Pemerintahan serius melakukan pemberantasan politik uang dalam demokrasi. Terlihat dalam revisi Undang-Undang Nomor 8 tahun 2015 tentang Pemilihan Gubernur, Bupati dan Walikota tengah diajukan dua pasal untuk menindak tegas pelaku tindakan tercela tersebut.
Direktur Jenderal Otonomi Daerah Kementerian Dalam Negeri Sumarsono mengatakan, pihaknya telah mengusulkan dua pasal dalam revisi undang-undang pilkada tersebut. Dalam dua pasal tersebut terdapat sanksi yang akan dikenakan kepada oknum maupun partai politik yang melakukan politik uang.
"Bagi siapa yang menerima politik uang dipertegas. Sudah disebutkan dua pasal tersendiri untuk mengatur sanksi yang semula tidak diatur soal politik uang. Dua pasal itu di Pasal 187A dan Pasal 187B," tegasnya di Kemendagri, Jakarta, Rabu (24/2).
Sedangkan, Direktur Eksekutif Perkumpulan untuk Pemilu dan Demokrasi (Perludem) Titi Anggraini menilai pemerintah masih belum memiliki komitmen tegas memberantas politik uang sebelumnya.
"Bicara mengharamkan politik uang, tapi penalti tidak ada. Tidak heran, tidak satu kasus politik uang yang berujung sengketa di pengadilan. Harus ada pasal sanksi. Tidak bisa pakai pasal komitmen," tambahnya.
Sekadar diketahui, Pasal 187A terdiri atas dua ayat.
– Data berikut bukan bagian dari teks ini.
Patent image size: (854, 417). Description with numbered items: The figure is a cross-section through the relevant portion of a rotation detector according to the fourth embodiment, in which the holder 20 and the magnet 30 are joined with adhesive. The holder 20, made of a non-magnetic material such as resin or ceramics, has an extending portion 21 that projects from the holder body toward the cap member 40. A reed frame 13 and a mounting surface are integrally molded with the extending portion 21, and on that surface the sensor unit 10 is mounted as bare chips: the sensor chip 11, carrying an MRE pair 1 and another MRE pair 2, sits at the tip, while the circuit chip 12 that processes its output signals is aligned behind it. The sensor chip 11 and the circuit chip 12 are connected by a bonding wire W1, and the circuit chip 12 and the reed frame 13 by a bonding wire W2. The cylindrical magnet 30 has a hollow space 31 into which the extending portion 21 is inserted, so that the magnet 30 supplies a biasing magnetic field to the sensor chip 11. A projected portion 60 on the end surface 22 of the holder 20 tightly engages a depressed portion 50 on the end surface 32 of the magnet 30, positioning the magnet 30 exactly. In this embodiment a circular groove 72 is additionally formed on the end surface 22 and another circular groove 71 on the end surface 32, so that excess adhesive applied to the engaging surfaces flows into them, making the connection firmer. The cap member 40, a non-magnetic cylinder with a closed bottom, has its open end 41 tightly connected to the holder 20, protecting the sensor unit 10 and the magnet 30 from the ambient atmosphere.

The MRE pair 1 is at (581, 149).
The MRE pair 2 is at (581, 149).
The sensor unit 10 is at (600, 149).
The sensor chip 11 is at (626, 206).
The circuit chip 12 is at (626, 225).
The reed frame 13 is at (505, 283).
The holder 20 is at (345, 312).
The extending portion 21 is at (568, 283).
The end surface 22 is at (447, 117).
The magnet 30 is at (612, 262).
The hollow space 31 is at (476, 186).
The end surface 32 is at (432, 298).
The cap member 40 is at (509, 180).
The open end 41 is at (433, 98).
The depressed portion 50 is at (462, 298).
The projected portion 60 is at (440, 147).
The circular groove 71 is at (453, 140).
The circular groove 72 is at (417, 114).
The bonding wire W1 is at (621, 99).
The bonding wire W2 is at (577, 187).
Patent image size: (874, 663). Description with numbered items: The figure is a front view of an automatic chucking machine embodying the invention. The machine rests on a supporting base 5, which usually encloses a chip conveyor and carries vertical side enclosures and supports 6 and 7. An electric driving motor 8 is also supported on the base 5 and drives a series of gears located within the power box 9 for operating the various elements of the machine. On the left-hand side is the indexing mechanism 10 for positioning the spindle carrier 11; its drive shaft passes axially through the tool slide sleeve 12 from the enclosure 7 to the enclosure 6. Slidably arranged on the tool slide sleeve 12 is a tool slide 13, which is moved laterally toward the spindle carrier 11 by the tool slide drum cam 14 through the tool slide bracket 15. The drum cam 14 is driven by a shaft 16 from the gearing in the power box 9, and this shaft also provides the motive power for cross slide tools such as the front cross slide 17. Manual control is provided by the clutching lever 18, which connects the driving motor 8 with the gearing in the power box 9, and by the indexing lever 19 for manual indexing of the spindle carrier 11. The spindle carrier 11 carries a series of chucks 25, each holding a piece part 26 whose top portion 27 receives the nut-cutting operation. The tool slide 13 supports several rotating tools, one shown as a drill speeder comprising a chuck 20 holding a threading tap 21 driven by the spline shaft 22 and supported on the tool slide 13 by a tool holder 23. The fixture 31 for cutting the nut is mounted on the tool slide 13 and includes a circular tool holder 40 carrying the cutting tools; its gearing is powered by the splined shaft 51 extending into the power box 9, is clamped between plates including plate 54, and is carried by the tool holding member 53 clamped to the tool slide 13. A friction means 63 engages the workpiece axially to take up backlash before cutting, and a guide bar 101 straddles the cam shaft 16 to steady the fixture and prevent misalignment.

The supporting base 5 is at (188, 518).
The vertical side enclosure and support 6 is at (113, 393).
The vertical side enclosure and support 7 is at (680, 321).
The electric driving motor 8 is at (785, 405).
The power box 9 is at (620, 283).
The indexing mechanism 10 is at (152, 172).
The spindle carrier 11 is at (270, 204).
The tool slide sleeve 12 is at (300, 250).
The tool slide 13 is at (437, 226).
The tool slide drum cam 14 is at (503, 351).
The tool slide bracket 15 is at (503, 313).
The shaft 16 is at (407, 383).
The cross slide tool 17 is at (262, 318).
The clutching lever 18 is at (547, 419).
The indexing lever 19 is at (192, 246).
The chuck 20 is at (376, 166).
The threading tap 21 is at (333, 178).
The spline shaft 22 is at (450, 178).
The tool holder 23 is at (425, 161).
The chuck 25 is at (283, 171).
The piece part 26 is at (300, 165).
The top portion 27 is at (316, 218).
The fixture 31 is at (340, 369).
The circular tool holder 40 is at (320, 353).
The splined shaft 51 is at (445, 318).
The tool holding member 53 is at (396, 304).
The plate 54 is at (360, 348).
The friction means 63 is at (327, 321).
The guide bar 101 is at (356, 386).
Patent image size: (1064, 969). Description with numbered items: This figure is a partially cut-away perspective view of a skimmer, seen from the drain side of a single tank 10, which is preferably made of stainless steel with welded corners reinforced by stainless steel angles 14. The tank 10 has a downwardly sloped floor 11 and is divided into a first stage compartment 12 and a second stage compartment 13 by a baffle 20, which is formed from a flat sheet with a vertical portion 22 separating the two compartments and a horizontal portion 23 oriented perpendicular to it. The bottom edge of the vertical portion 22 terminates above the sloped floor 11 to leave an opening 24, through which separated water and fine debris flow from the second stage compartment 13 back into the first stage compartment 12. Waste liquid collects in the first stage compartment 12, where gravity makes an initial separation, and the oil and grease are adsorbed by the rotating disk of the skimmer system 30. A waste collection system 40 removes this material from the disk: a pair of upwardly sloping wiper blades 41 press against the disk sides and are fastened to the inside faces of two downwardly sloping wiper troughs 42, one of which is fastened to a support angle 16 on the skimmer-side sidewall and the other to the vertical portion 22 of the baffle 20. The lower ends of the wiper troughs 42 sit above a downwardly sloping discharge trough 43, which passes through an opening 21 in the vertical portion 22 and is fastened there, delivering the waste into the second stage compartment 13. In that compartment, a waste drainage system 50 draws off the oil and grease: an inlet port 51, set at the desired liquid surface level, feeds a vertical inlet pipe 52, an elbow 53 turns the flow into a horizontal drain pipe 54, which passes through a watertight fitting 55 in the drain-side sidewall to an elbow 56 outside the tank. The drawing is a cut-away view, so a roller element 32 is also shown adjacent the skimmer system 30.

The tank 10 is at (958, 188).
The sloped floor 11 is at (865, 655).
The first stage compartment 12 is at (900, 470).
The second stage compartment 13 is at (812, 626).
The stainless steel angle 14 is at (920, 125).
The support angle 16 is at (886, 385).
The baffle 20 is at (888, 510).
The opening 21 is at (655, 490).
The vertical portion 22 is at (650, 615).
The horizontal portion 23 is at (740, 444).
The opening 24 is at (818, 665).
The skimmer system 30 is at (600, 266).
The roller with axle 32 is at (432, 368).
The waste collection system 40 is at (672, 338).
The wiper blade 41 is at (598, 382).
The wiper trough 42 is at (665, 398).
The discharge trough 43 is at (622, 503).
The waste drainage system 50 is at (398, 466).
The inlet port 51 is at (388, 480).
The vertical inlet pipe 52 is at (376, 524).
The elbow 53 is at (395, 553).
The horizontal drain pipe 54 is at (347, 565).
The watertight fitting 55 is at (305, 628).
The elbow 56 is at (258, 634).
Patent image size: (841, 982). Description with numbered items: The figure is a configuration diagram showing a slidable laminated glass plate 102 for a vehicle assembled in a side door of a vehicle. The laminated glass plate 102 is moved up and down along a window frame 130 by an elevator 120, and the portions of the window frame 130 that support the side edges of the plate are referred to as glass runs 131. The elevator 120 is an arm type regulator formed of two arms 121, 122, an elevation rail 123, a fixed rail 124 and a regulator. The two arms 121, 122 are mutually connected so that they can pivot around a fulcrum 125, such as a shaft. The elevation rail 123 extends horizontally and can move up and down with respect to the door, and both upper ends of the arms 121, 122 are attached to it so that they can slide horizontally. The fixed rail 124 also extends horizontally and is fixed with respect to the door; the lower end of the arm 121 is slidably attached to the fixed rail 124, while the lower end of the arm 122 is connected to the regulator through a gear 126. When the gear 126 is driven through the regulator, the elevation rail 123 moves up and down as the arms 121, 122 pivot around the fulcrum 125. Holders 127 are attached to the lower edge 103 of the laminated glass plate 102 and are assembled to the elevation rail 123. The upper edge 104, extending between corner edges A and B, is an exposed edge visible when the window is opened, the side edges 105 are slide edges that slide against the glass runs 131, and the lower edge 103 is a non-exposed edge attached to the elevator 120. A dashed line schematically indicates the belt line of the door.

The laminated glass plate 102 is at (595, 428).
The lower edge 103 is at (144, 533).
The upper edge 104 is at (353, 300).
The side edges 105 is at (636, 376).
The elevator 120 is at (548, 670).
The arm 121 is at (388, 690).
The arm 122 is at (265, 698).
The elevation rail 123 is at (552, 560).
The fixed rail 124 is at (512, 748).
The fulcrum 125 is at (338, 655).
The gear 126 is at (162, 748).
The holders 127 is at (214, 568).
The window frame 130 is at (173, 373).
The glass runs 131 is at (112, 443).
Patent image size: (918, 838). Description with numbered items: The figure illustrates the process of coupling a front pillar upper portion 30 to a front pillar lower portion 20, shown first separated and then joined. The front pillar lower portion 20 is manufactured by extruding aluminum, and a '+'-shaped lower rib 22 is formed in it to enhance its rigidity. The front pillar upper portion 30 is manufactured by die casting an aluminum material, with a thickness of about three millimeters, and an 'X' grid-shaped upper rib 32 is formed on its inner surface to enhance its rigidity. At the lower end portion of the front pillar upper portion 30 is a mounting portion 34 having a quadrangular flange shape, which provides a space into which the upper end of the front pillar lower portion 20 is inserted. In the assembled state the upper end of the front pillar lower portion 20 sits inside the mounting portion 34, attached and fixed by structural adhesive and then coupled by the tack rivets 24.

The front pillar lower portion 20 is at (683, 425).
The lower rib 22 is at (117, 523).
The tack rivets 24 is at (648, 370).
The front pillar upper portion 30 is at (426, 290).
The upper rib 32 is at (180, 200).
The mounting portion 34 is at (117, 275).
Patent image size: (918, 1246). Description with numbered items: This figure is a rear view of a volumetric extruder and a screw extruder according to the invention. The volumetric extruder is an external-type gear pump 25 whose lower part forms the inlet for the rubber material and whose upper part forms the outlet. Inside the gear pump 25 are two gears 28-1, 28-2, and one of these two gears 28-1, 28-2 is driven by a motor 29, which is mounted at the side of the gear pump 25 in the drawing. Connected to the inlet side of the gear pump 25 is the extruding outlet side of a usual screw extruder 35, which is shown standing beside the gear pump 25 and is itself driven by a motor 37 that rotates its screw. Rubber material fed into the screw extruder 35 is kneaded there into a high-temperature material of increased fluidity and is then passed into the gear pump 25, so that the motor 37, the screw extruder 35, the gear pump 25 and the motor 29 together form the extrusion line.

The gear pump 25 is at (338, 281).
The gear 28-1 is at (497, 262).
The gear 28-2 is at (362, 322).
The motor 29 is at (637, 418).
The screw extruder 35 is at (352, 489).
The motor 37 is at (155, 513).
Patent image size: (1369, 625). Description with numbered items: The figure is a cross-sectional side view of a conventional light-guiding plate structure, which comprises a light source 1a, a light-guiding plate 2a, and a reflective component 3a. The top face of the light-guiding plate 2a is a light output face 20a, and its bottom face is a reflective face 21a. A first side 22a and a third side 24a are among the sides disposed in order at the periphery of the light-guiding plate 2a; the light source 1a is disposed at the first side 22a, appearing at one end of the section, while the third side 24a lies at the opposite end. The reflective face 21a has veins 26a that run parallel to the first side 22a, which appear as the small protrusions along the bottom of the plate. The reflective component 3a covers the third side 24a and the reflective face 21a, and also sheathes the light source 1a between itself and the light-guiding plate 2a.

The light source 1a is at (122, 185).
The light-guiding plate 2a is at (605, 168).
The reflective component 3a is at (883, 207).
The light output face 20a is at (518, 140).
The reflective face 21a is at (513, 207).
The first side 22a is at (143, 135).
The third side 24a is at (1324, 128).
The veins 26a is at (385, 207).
Ayat (1) berbunyi: "Setiap orang dengan sengaja menjanjikan atau memberikan uang atau materi lainnya sebagai imbalan kepada Warga Negara Indonesia baik secara langsung ataupun tidak langsung untuk mempengaruhi pemilih agar tidak menggunakan hak pilih, menggunakan hak pilih dengan cara tertentu sehingga suara menjadi tidak sah, memilih calon tertentu atau tidak memilih calon tertentu dipidana dengan pidana penjara paling singkat 24 (dua puluh empat) bulan paling lama 72 (tujuh puluh dua) bulan dan denda paling sedikit Rp500.000.000,00 (lima ratus juta rupiah) paling banyak Rp1.000.000.000,00 (satu milyar rupiah)."
Ayat (2) berbunyi: "Pidana yang sama diterapkan kepada pemilih yang menerima pemberian atau janji sebagaimana dimaksud pada ayat (1)."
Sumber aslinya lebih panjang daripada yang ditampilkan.